To further illustrate lactobacilli diversity, Sun et al. (2014) characterized eight ‘niche type' environments where lactobacilli are commonly found, including plant or plant-associated fermentation products, sourdough, meat products, dairy products, wine products, human or animal gastrointestinal (GI) tracts, human or animal non-GI sources, and the general environment. Notably, breweries or beer products are not included likely because LAB are not necessarily an essential component of beer fermentation or production. Further, many BSR LAB species can be isolated from different environments; for example, L. brevis has been isolated from the human GI tract, and L. lindneri and L. plantarum can be recovered from plant materials and dairy products (Salvetti et al., 2012), as well as from beer. The ability of different isolates of the same species to occupy multiple niches and exhibit different fermentation types is common for Lactobacillus species (Douillard et al., 2013). Thus, it is not surprising that BSR LAB isolates occupying the same niche have different genomic features, underscoring the idea that different genetic mechanisms allow for adaptation to a given environment and/or stress (Sun et al., 2014).

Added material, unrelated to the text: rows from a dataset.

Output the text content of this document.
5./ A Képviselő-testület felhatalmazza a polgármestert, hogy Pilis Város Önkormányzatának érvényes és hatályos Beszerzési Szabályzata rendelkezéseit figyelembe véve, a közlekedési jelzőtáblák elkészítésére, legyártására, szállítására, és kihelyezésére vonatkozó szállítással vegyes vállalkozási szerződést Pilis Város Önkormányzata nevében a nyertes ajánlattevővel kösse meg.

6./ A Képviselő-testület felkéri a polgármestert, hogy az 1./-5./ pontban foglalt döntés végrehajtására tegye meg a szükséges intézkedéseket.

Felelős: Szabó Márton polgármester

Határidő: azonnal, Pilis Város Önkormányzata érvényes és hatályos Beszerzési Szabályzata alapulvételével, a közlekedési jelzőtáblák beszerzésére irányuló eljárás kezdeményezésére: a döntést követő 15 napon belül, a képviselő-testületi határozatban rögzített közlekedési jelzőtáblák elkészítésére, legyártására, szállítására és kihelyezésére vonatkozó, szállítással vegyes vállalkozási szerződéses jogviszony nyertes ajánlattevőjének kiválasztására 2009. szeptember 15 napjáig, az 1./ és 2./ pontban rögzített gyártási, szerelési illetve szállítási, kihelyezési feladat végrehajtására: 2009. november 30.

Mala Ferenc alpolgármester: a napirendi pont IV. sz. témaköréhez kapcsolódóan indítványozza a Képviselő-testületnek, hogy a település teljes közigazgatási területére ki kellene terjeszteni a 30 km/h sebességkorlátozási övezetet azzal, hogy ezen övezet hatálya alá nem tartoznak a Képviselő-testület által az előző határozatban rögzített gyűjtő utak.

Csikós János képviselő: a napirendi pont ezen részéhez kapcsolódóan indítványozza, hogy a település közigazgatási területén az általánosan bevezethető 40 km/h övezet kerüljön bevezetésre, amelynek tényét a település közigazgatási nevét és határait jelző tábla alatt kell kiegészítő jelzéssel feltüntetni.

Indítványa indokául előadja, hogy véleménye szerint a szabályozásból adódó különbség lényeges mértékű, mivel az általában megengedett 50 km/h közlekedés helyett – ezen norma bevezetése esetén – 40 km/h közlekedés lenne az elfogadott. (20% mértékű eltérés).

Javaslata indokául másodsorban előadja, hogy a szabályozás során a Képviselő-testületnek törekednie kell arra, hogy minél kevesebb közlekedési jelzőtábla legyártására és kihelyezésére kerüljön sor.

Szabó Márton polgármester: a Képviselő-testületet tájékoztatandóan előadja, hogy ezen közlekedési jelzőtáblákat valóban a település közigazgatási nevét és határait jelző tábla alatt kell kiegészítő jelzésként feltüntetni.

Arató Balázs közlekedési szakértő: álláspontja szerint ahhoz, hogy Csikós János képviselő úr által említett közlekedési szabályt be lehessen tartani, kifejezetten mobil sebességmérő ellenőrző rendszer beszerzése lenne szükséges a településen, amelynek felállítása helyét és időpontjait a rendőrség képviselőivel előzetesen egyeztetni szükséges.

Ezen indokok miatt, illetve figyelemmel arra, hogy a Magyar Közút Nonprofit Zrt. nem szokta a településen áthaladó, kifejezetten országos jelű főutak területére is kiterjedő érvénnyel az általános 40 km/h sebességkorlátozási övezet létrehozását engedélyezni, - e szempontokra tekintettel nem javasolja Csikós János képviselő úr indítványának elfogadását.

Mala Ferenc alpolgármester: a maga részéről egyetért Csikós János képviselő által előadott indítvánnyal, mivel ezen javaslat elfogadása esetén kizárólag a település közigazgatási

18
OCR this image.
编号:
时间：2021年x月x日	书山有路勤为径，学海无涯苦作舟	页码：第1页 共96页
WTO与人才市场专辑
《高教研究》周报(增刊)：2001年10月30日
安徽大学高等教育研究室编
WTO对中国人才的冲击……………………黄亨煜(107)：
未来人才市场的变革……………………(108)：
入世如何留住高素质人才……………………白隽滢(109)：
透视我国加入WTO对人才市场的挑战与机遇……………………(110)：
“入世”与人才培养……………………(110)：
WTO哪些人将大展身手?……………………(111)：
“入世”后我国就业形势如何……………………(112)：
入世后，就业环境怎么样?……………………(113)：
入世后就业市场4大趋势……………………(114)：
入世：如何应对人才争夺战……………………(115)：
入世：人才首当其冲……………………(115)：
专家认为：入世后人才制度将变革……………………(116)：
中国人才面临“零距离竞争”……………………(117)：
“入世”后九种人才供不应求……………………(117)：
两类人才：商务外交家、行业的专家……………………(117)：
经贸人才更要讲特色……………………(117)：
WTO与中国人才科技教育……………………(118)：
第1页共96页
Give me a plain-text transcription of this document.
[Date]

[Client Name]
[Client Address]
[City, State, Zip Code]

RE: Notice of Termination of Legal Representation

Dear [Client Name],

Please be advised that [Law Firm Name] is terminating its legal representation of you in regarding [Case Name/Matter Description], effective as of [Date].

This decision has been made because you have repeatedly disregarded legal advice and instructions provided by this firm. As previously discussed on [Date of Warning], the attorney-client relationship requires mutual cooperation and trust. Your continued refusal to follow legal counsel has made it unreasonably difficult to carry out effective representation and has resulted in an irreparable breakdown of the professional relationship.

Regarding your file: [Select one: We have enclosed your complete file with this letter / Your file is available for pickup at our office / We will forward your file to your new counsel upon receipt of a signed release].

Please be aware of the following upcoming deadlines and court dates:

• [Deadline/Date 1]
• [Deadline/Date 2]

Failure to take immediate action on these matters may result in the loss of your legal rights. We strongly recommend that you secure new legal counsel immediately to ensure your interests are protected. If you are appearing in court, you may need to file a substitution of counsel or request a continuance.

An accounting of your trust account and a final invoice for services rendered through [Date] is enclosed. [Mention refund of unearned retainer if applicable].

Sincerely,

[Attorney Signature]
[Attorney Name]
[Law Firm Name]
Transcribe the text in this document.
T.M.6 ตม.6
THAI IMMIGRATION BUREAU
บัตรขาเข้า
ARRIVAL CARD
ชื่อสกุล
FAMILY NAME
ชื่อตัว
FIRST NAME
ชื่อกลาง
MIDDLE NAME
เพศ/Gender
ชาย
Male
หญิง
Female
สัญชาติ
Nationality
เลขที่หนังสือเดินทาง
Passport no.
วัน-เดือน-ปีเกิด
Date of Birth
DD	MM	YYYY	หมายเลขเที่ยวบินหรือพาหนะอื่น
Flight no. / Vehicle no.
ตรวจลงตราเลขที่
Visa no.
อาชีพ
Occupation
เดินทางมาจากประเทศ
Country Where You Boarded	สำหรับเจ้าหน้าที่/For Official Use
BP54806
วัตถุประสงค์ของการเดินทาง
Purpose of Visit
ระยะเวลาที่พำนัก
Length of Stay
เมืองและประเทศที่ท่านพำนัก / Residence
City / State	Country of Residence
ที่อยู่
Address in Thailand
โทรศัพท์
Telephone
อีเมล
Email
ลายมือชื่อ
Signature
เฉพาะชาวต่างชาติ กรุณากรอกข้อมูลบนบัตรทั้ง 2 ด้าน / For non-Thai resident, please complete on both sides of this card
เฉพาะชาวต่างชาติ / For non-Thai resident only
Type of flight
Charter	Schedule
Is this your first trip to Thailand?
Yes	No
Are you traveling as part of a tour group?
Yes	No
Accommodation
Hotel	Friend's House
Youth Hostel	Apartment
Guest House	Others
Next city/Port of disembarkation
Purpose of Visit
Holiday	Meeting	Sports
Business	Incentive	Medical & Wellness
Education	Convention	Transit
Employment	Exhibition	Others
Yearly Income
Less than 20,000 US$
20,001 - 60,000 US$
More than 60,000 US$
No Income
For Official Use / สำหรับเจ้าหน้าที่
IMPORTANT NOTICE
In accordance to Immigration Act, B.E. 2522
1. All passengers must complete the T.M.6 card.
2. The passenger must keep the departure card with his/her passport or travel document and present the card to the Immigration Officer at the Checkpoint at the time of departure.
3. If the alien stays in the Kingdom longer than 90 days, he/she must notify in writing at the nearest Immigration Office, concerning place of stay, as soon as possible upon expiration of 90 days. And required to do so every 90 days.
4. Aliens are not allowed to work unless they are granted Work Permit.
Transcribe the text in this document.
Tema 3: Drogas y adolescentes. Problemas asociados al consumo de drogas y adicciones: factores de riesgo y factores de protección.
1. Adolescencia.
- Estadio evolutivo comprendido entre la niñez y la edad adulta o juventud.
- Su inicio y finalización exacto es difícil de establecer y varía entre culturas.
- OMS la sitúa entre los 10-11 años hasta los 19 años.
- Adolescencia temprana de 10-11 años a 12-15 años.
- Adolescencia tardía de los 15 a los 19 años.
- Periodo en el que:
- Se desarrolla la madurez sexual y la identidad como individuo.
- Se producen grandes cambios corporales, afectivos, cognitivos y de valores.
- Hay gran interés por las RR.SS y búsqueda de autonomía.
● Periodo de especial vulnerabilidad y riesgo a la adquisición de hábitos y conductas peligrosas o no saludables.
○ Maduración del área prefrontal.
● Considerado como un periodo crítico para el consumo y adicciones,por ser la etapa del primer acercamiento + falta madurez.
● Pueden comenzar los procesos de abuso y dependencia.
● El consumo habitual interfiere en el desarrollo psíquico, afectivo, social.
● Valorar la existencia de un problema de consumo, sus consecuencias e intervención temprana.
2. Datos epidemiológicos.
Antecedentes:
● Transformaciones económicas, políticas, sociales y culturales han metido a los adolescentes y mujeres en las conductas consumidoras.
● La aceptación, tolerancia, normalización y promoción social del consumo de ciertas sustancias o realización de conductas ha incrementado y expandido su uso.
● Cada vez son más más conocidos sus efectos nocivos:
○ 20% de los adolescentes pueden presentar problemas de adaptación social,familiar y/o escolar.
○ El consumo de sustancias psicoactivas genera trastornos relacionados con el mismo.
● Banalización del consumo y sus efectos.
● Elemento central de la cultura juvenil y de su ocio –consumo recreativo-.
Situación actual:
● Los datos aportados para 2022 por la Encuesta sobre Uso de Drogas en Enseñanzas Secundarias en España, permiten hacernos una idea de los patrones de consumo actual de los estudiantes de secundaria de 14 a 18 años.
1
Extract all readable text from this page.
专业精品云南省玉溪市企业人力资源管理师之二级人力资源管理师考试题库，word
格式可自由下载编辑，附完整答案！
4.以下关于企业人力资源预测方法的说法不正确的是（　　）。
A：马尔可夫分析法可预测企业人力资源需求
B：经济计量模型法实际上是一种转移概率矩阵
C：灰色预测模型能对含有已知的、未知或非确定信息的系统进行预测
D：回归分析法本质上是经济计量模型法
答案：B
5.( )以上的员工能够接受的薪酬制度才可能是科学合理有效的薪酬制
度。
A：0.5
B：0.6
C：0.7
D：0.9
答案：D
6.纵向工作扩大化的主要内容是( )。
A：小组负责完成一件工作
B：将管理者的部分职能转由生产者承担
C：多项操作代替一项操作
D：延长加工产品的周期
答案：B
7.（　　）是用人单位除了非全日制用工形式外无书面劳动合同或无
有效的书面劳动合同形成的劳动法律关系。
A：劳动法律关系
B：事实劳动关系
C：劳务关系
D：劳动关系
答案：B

As food production industries are principally concerned with LAB adaptation to their specific application (i.e. unique environment), LAB genomics and phylogenetic relationships have received considerable attention (Hammes and Vogel 1995; Salvetti et al., 2012; Zhang et al., 2011). Whole genome sequencing, phylogenomics and other bioinformatic approaches to compare LAB species have resolved questions of group diversity, evolutionary relatedness and provided a wealth of information concerning general genetic composition. Multiple LAB genomes are available publicly through the National Center for Biotechnology Information database (www.ncbi.nlm.nih.gov/ genome), with over a hundred of these being Lactobacillus isolates and a dozen being Pediococcus isolates, and an estimated 80 unreleased, ongoing projects worldwide (Sun et al., 2014). These genomic data are of great general utility, however, with respect to brewing-microbiology, only a small percentage of these genomes or projects belong to BSR isolates (Bergsveinson et al., 2015c; Kelly et al., 2012; Pittet et al., 2012a,b). The continued sequencing of LAB genomes is essential, as general analysis of genomic content will be more robust and less inclined towards bias if LAB isolates from a variety of different sources are included (Pfeiler and Klaenhammer, 2007; Sun et al., 2014). As there is assumed genetic variation between BSR isolates from beer and non-BSR isolates, and BSR LAB species isolated from any source, more data must be made available for both BSR and non-BSR LAB from multiple isolation sources in order to effectively determine the evolution and distinguishing characteristics of BSR LAB.